Gustafson’s Law should therefore be seen as a best-case guideline for scaled problems rather than a strict prediction.

Practical Use in HPC Planning

In practical HPC discussions, Gustafson’s Law helps to:

• Argue that it is productive to invest in more cores, as long as:
• The code can use them effectively, and
• The scientific or industrial problem can be scaled.
• Encourage problem formulation and algorithm design that:
• Increase the parallel fraction $(1 - \alpha)$ with growing resources.
• Keep coordination and serial overheads from growing too fast.
• Frame performance goals as:
• “What problem size can I solve in 1 hour?” instead of
• “How fast can I solve this fixed small test case?”
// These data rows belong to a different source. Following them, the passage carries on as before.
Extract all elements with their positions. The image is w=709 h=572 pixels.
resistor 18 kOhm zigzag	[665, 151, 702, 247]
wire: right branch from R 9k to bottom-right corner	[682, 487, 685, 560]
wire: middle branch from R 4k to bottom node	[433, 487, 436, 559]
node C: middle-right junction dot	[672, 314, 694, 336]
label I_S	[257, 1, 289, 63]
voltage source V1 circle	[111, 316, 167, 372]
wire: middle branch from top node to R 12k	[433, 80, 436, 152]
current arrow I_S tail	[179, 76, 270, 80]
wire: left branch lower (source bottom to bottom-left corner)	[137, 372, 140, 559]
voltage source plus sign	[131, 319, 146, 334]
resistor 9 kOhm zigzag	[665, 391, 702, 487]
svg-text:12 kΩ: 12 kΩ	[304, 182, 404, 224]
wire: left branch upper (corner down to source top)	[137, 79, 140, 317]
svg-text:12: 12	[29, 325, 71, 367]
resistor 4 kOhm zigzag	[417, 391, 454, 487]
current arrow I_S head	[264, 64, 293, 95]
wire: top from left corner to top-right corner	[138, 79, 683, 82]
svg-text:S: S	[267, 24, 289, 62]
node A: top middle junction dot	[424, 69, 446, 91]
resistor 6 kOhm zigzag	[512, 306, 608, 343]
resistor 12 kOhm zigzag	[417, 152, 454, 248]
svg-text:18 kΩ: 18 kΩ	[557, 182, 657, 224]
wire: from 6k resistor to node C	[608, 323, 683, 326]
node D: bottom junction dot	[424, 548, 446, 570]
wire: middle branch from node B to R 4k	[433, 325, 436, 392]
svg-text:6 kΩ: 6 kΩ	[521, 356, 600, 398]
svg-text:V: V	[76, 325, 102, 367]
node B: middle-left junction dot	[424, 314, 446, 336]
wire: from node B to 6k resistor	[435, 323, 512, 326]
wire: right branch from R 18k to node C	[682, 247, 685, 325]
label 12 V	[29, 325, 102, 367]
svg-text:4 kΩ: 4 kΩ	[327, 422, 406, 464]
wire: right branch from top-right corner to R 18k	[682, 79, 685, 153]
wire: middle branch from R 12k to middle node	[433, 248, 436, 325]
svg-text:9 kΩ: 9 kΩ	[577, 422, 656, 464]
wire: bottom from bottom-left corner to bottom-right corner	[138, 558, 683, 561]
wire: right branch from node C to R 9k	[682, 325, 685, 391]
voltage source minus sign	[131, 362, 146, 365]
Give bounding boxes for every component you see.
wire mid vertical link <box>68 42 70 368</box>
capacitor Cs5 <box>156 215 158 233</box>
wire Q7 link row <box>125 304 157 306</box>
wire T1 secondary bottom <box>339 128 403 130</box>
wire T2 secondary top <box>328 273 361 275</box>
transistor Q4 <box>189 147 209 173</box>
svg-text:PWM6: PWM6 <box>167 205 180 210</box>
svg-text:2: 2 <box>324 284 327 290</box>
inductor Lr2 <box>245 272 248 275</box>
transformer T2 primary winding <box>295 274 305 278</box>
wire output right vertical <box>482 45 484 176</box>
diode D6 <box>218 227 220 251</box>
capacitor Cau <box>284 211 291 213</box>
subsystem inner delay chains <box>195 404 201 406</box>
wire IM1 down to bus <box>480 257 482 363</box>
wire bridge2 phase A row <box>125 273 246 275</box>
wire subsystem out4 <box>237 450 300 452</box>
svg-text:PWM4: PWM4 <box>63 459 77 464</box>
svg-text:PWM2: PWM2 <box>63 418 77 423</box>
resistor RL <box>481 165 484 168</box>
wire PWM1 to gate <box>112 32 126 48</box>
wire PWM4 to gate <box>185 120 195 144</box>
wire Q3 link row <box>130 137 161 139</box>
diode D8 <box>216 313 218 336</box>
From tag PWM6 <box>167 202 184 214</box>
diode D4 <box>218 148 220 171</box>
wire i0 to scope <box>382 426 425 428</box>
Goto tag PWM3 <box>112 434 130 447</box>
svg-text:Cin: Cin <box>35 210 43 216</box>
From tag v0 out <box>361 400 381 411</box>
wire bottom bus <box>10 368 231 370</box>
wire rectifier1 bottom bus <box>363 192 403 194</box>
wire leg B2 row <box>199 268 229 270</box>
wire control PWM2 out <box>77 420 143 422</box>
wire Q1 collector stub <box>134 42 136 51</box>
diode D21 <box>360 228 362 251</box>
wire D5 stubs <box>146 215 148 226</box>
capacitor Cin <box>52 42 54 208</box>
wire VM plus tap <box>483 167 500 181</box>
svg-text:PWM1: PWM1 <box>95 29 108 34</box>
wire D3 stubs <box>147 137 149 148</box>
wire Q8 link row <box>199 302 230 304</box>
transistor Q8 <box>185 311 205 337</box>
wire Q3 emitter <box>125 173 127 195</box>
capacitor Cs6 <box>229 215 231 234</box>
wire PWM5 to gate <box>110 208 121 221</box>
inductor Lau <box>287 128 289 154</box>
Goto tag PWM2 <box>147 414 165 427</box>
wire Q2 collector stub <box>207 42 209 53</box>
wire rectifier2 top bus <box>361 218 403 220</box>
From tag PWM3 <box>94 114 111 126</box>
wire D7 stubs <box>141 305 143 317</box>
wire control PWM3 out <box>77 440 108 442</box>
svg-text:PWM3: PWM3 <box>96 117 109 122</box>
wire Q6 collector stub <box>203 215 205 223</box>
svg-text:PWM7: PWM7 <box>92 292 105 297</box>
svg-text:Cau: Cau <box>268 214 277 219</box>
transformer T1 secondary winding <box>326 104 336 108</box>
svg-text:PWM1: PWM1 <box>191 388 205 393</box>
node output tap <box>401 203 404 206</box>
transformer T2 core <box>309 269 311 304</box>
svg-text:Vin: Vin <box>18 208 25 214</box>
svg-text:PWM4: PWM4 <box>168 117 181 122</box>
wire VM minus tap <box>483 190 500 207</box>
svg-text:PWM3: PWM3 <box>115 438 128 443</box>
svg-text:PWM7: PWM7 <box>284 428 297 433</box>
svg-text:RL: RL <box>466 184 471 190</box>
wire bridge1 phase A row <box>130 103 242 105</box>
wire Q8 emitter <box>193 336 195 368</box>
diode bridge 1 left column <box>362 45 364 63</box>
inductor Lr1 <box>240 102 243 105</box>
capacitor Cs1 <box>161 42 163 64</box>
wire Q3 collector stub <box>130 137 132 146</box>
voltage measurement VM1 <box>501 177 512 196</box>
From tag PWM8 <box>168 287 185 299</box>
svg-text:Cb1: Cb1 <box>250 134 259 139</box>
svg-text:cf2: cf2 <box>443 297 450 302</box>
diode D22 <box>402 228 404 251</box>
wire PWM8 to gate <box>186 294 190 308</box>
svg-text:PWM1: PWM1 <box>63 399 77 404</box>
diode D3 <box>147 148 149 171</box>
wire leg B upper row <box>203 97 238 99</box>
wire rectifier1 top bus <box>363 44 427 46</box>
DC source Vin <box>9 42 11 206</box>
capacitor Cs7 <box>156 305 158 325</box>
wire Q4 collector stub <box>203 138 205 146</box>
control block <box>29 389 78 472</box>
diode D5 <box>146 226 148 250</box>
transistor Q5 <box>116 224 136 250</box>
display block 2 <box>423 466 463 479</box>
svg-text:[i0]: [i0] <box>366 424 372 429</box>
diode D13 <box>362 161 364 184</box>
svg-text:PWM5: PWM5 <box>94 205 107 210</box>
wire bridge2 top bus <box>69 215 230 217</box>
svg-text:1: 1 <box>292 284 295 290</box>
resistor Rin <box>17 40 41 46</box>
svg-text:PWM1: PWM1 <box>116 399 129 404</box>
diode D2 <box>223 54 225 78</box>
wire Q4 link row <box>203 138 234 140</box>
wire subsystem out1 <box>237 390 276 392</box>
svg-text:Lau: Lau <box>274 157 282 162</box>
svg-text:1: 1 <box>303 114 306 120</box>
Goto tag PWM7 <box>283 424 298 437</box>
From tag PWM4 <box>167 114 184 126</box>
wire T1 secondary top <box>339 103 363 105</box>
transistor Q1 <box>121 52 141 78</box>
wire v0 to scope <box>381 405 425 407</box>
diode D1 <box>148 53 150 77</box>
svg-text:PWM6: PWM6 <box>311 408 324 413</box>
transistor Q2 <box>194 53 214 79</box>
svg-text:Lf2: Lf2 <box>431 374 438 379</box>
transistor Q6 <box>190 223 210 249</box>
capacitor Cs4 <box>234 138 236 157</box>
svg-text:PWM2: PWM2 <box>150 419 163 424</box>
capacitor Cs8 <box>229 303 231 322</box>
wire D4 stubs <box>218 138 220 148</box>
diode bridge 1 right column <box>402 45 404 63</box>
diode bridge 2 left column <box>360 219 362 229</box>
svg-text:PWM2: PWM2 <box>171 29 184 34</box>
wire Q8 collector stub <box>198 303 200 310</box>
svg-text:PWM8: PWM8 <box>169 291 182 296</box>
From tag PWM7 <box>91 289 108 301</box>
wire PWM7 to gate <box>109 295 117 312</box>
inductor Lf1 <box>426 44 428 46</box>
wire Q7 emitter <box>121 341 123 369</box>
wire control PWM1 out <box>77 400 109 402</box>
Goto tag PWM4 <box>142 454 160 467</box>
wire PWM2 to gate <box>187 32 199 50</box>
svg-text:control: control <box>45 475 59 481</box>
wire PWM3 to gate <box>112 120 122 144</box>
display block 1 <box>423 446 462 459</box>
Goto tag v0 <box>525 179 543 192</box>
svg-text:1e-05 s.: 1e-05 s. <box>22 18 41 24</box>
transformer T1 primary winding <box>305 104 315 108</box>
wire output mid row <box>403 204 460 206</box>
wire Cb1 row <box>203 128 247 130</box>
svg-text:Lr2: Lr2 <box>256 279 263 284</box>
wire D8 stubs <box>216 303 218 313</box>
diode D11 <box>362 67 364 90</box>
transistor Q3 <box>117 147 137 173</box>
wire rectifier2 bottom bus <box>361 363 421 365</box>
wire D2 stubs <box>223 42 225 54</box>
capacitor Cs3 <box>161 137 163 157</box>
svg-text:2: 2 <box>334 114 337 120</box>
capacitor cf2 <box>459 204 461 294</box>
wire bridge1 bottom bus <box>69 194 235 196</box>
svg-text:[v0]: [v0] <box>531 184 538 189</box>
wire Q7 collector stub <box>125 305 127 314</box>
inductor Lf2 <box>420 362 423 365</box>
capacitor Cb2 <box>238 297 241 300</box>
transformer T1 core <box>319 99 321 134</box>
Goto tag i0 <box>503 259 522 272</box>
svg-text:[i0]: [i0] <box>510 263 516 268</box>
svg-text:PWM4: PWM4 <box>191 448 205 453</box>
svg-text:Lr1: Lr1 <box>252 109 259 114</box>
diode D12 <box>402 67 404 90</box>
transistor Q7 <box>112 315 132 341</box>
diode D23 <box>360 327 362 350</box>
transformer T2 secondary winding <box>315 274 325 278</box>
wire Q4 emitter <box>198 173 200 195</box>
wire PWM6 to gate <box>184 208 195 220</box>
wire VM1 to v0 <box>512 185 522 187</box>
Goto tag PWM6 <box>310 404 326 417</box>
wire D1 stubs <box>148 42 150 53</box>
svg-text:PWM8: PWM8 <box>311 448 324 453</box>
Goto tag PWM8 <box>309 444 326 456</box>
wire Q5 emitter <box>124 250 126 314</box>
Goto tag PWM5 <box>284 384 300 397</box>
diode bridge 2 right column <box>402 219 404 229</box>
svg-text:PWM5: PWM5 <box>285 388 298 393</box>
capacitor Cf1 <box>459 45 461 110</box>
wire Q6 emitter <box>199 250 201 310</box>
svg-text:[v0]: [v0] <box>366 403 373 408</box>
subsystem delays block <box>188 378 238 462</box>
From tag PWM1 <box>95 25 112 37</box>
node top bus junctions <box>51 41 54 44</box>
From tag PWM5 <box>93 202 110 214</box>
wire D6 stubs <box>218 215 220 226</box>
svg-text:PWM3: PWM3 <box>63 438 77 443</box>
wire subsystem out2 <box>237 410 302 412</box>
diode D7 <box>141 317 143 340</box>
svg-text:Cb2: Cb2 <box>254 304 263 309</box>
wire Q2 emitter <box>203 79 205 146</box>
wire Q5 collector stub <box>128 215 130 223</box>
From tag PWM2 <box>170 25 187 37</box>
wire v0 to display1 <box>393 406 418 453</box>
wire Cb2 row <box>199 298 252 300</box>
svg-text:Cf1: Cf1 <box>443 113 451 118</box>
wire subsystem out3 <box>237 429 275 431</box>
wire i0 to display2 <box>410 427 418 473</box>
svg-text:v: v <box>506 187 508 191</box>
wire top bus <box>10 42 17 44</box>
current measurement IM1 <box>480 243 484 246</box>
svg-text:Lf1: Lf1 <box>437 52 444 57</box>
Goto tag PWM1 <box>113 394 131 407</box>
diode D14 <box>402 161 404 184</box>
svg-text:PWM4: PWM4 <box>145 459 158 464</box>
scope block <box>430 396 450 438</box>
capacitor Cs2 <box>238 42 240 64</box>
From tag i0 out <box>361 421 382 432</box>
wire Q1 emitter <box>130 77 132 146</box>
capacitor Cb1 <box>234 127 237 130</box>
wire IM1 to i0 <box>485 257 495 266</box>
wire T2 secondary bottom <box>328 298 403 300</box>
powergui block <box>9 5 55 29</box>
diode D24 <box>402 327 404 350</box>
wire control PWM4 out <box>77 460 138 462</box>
When you perform scaling studies, Gustafson’s viewpoint corresponds to weak scaling behavior: keeping runtime (or runtime per unit of work) approximately constant while increasing problem size and resources together.

Relationship to Other Parallel Concepts

Within the broader context of parallel computing concepts:

• Strong scaling: aligns more with Amdahl’s Law (fixed problem size).
• Weak scaling: aligns more with Gustafson’s Law (growing problem size).
• Load balancing and overheads: in practice, change the effective value of $\alpha$ and can reduce the real-world speedup compared to the ideal Gustafson prediction.

Gustafson’s Law provides the theoretical optimistic limit of what weak scaling can achieve under ideal conditions, assuming the serial fraction stays small and overheads are controlled.